Christian Friedel e Sandra Hüller lideram o excelente elenco numa rara tentativa de humanizar a família nazista. Mas, em realidade, seria possível não classificar como monstros aqueles que levaram a cabo a Solução Final? Rudolf Höss implementou as câmaras de gás com ácido sulfúrico e ácido prússico e transformou a indústria da morte numa prática eficiente, assim como foi responsável também pela operação que transportou, aproximadamente, 450 mil invisíveis húngaros em trens para Auschwitz, denominada Operação Höss. Nem mesmo uma atuação repleta de nuances, sugerindo questionamento interno do personagem, o libertam de sua monstruosidade, ainda que por fragmentos de segundos. Como descendente direto de vítimas do Holocausto oriundas da região da Transilvânia, é difícil não imaginar que meus antepassados estavam neste trem…
Numa das cenas mais marcantes do filme, um dos filhos mais novos de Höss, uma criança de, aproximadamente, 4 ou 5 anos brinca tranquilo no seu quarto até que ouve do lado de fora, gritos e súplicas. Ele vai até a janela investigar, pois não se contém de curiosidade ou porque aqueles gritos atrapalham sua brincadeira. Ao chegar na janela, ele desiste de abrir a cortina e olhar o que se passa do lado de fora e, em seguida, retorna aos seus brinquedos, evitando encarar aquela realidade. Talvez seja uma indicação proposta pelo diretor, sobre o que as gerações futuras, principalmente, os descendentes dos nazistas, teriam que lidar na Alemanha nos anos pós-guerra.

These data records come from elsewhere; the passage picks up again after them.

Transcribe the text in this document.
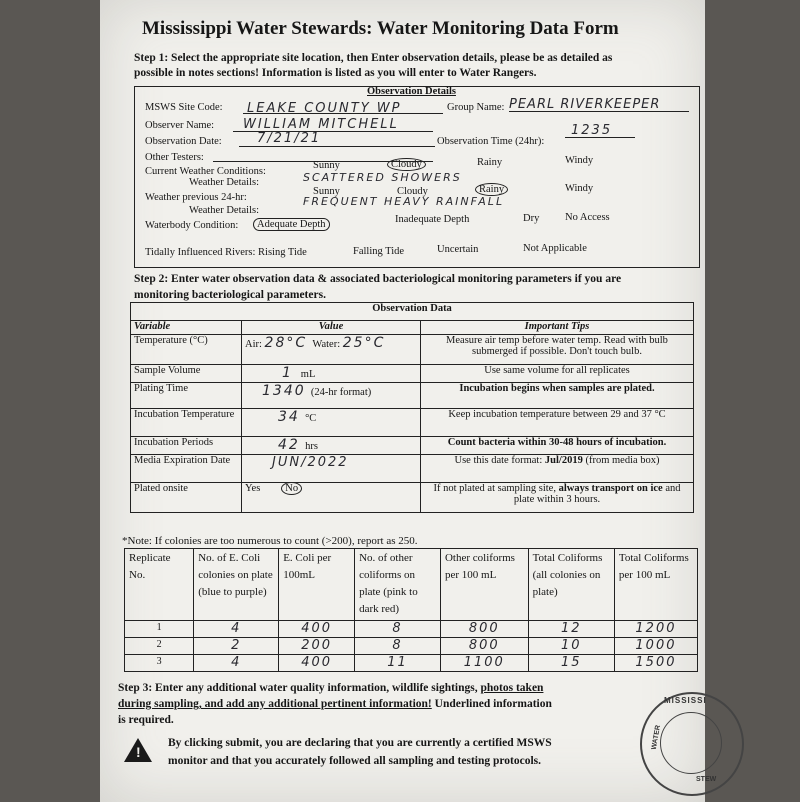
Mississippi Water Stewards: Water Monitoring Data Form
Step 1: Select the appropriate site location, then Enter observation details, please be as detailed as
possible in notes sections! Information is listed as you will enter to Water Rangers.
Observation Details
MSWS Site Code:	LEAKE COUNTY WP	Group Name: PEARL RIVERKEEPER
Observer Name:	WILLIAM MITCHELL
Observation Date:	7/21/21	Observation Time (24hr):
1235
Other Testers:
Current Weather Conditions:
Sunny	Cloudy	Rainy	Windy
Weather Details:	SCATTERED SHOWERS
Weather previous 24-hr:
Sunny	Cloudy	Rainy	Windy
Weather Details:
FREQUENT HEAVY RAINFALL
Waterbody Condition:	Adequate Depth	Inadequate Depth	Dry No Access
Tidally Influenced Rivers: Rising Tide	Falling Tide	Uncertain	Not Applicable
Step 2: Enter water observation data & associated bacteriological monitoring parameters if you are
monitoring bacteriological parameters.
Observation Data		
Variable	Value	Important Tips
Temperature (°C)	Air: 28°C Water: 25°C	Measure air temp before water temp. Read with bulb submerged if possible. Don't touch bulb.
Sample Volume	1 mL	Use same volume for all replicates
Plating Time	1340 (24-hr format)	Incubation begins when samples are plated.
Incubation Temperature	34 °C	Keep incubation temperature between 29 and 37 °C
Incubation Periods	42 hrs	Count bacteria within 30-48 hours of incubation.
Media Expiration Date	JUN/2022	Use this date format: Jul/2019 (from media box)
Plated onsite	Yes No	If not plated at sampling site, always transport on ice and plate within 3 hours.
*Note: If colonies are too numerous to count (>200), report as 250.
Replicate No.	No. of E. Coli colonies on plate (blue to purple)	E. Coli per 100mL	No. of other coliforms on plate (pink to dark red)	Other coliforms per 100 mL	Total Coliforms (all colonies on plate)	Total Coliforms per 100 mL
1	4	400	8	800	12	1200
2	2	200	8	800	10	1000
3	4	400	11	1100	15	1500
Step 3: Enter any additional water quality information, wildlife sightings, photos taken
during sampling, and add any additional pertinent information! Underlined information
is required.
!
By clicking submit, you are declaring that you are currently a certified MSWS
monitor and that you accurately followed all sampling and testing protocols.
MISSISSI
WATER
STEW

No entanto, é possível enxergar naquela criança o próprio diretor do filme que prefere não olhar, optando somente por escutar os ecos do Holocausto, aumentando o seu distanciamento.
Outros simbolismos surgem, aos montes, durante a projeção do filme: a escuridão de quase 3 minutos (no início do filme) que nos coloca em estado sensorial; as cinzas dos mortos – já mencionada – que invadem a residência e os arredores como a morte se fazendo presente; o jardim e as flores de um lado do muro, em contraposição à lama e ao caos do outro; a piscina, a criança presa na estufa de plantas, entre outras.
No final do filme, Rudolf Höss desce, lentamente, uma longa escadaria em espiral, como quem se aprofunda em sua consciência em busca de um resquício de humanidade, até que chega a uma porta e, ao abri-la, Glazer nos leva, finalmente, para dentro de Auschwitz: o que restou e é, hoje, um museu ao ar livre, onde qualquer um pode visitar. Uma funcionária do museu varre o chão do que era, durante a guerra, uma câmara de gás e, em seguida, vemos expostos os milhares de sapatos, malas e as famosas roupas listradas. Vemos o resultado esperado por Rudolf Höss. O que não vemos são os judeus que ali foram mortos. Esses permanecem invisíveis.